Os trabalhadores da Nobre Alimentação exigem um aumento salarial de 50 euros, a valorização do subsídio de refeição e do trabalho noturno, a implementação de diuturnidades, 25 dias de férias e o fim do recurso à contratação precária.
A concentração dos trabalhadores está agendada para as 09h00 em frente à fábrica, na Avenida dos Combatentes, em Rio Maior, e contará com a presença de representantes da CGTP e da FESHAT.
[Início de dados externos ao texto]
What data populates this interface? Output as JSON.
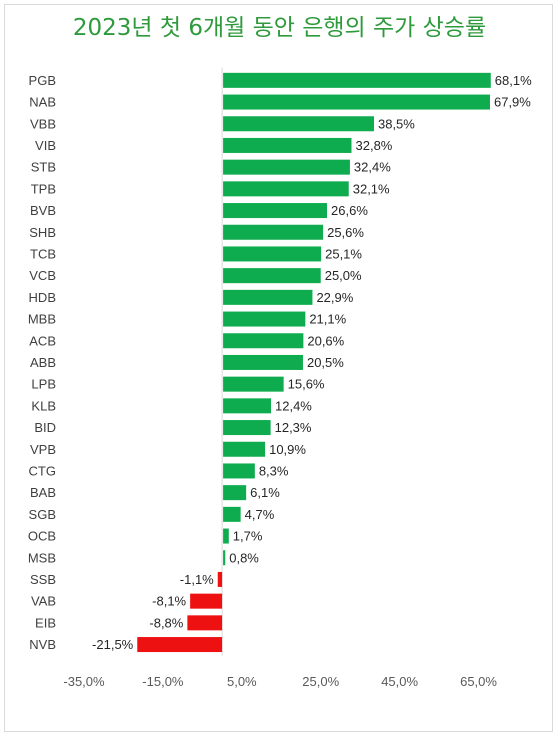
{
  "chart_data": {
    "type": "bar",
    "orientation": "horizontal",
    "title": "2023년 첫 6개월 동안 은행의 주가 상승률",
    "xlabel": "",
    "ylabel": "",
    "categories": [
      "PGB",
      "NAB",
      "VBB",
      "VIB",
      "STB",
      "TPB",
      "BVB",
      "SHB",
      "TCB",
      "VCB",
      "HDB",
      "MBB",
      "ACB",
      "ABB",
      "LPB",
      "KLB",
      "BID",
      "VPB",
      "CTG",
      "BAB",
      "SGB",
      "OCB",
      "MSB",
      "SSB",
      "VAB",
      "EIB",
      "NVB"
    ],
    "values": [
      68.1,
      67.9,
      38.5,
      32.8,
      32.4,
      32.1,
      26.6,
      25.6,
      25.1,
      25.0,
      22.9,
      21.1,
      20.6,
      20.5,
      15.6,
      12.4,
      12.3,
      10.9,
      8.3,
      6.1,
      4.7,
      1.7,
      0.8,
      -1.1,
      -8.1,
      -8.8,
      -21.5
    ],
    "value_labels": [
      "68,1%",
      "67,9%",
      "38,5%",
      "32,8%",
      "32,4%",
      "32,1%",
      "26,6%",
      "25,6%",
      "25,1%",
      "25,0%",
      "22,9%",
      "21,1%",
      "20,6%",
      "20,5%",
      "15,6%",
      "12,4%",
      "12,3%",
      "10,9%",
      "8,3%",
      "6,1%",
      "4,7%",
      "1,7%",
      "0,8%",
      "-1,1%",
      "-8,1%",
      "-8,8%",
      "-21,5%"
    ],
    "xlim": [
      -35,
      75
    ],
    "x_ticks": [
      -35,
      -15,
      5,
      25,
      45,
      65
    ],
    "x_tick_labels": [
      "-35,0%",
      "-15,0%",
      "5,0%",
      "25,0%",
      "45,0%",
      "65,0%"
    ],
    "grid": false,
    "legend": "none",
    "colors": {
      "positive": "#0fac4f",
      "negative": "#ee1111",
      "title": "#2e9a3c",
      "zero_line": "#d9d9d9"
    }
  }
}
De acordo com o Sindicato dos Trabalhadores da Agricultura e das Indústrias da Alimentação, Bebidas e Tabacos de Portugal (SINTAB), “esta decisão dos trabalhadores saiu da concentração realizada na última greve, e visa denunciar a falta de vontade da empresa para negociar o caderno reivindicativo dos trabalhadores, que se encontra alinhado com as necessidades dos trabalhadores e com as diretrizes globais de governação e sustentabilidade seguidas pelo Grupo Sigma e pelos seus investidores”.
O Sindicato refere ainda que “numa empresa certificada, com recurso a tecnologia de ponta e altos padrões de qualidade alimentar e que apresenta resultados positivos de vários milhões de euros nos últimos anos, mas mantém os salários dos trabalhadores no salário mínimo nacional, é prova que não têm interesse em valorizar quem trabalha e produz, e prefere o descontentamento à paz social”.
A finalizar, o SINTAB refere ainda que “a direção da Nobre Alimentação continua a aplicar o salário mínimo nacional aos seus trabalhadores na unidade de Rio Maior, não seguindo assim as políticas de ESG ao contrário do que é praticado nas restantes empresas pertencentes ao Grupo Sigma situadas na Europa, em que, em nenhuma delas é praticado o salário mínimo do respetivo país, mas valores muito superiores”.
Durante a última greve, no passado dia 6 de abril, foi entregue à administração da empresa uma moção com as reivindicações dos trabalhadores, e até ao momento a empresa não apresentou qualquer resposta quer ao caderno reivindicativo, quer à moção apresentada.